7 thoughts on “When Did Princess Become a Bad Word?

  1. I called my niece a princess for most of my time raising her, since she was 8 (she is now 18). I think that the traits of the kind of successful woman you seem to be are also a match for the traits of the kind of mother who is addressing all the right issues and all the wrong issues in a child’s mind, which will always be more important than any other issues like the entitlement mentality, which usually emerge as a result of lazy parenting, and a lack of the addressing of important issues. I think as long as your husband is also equally onboard with this constant checking on her mentality, she’ll be just fine being called a princess. If this happens, she is more likely to grow up being a Taylor Swift as opposed to a Miley Cyrus. If she doesn’t learn to be a girly girl at the proper age, she could end up being a tomboyish emo, which could then most-likely attract the kind of crowd that could bring on same-sex interest, which is a road that has no u-turns. I believe that the idea that she is a “prize” to be pursued and won by a championing male *at the proper age* will be one handled by you as a parent appropriately and in a timely fashion. I also believe that Disney movies may instill improper and unbalanced views in her mind regarding relationships and marriage, not to mention other improper sexual content (not that these are the only issues with Disney movies bringing bad content before children’s eyes). My main issue with how the “princessing” of preteen girls is often handled is that, due to diminishing moral value in today’s parenting, some times new parents don’t realize that if their girls learn to wear make-up at too early an age without realizing that this can and will lead to attracting boys, then they will be open to the early influence of boys who, due to advances in technology increasing the availability of porn these days, have most likely already begun blooming, usually already having discovered themselves sexually, activating themselves at the age of 10 or so. This has been the case with my niece, whose parents weren’t onboard with my constant checking of her mentality. She now dresses inappropriately for worship. :/


    1. We were talking the other day abut Marissa Mayer, and how often she wears a cardigan instead of a suit jacket. She looks like a woman, not a woman trying to fit into a man’s role. I love that.

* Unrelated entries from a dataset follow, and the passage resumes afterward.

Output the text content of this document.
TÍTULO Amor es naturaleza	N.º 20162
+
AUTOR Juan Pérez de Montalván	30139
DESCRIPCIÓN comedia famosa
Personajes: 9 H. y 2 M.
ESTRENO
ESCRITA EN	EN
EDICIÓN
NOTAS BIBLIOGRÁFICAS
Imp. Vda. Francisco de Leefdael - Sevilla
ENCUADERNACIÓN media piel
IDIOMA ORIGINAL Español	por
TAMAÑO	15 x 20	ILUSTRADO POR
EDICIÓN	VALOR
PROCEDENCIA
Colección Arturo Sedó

      As to your worries, there are a lot of unhealthy, bad influences out there for children, but I’ve always believed that communication is key. It doesn’t mean our kids will turn out exactly as we planned at all; it means they’ll still come home to dinner and talk to us no matter who they choose to become.


  2. Amen.
    A little while ago my husband and I were talking about the sexualization of Merida (from Brave) in order to make her fit the “Disney Princess” persona (if you haven’t heard, Google it…they completely changed the character). While I totally agreed with the complaints that were made (“She’s supposed to be courageous, headstrong tomboy, and they turned her into a PRINCESS!”), my husband made a good point when he said, “When did it suddenly become bad for little girls to like princesses?”

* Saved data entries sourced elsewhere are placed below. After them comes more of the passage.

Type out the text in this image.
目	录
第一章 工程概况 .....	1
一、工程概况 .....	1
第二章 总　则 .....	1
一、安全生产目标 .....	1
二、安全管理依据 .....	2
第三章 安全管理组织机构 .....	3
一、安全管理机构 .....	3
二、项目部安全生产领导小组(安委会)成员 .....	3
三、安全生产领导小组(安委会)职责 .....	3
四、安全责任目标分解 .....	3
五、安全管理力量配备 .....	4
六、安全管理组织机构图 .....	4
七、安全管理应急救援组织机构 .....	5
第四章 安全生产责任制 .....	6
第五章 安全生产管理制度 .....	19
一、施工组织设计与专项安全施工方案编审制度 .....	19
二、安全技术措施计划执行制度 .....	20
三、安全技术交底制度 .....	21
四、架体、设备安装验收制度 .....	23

    In response, I ended up writing this blog post: http://nopageleftblank.wordpress.com/2013/06/26/gender-insignificant/

    Long story short, I think we put too much emphasis on trying to control what our children like because we think it somehow defines who they will BECOME.


  3. Reblogged this on What's APPeningĀ® and commented:
    Maybe you’ve seen it – the poster that gives parents “better” words to use with their daughters with the instruction to not call them princesses. Our CEO, Lisa Abeyta, shares why she thinks advice has it all wrong.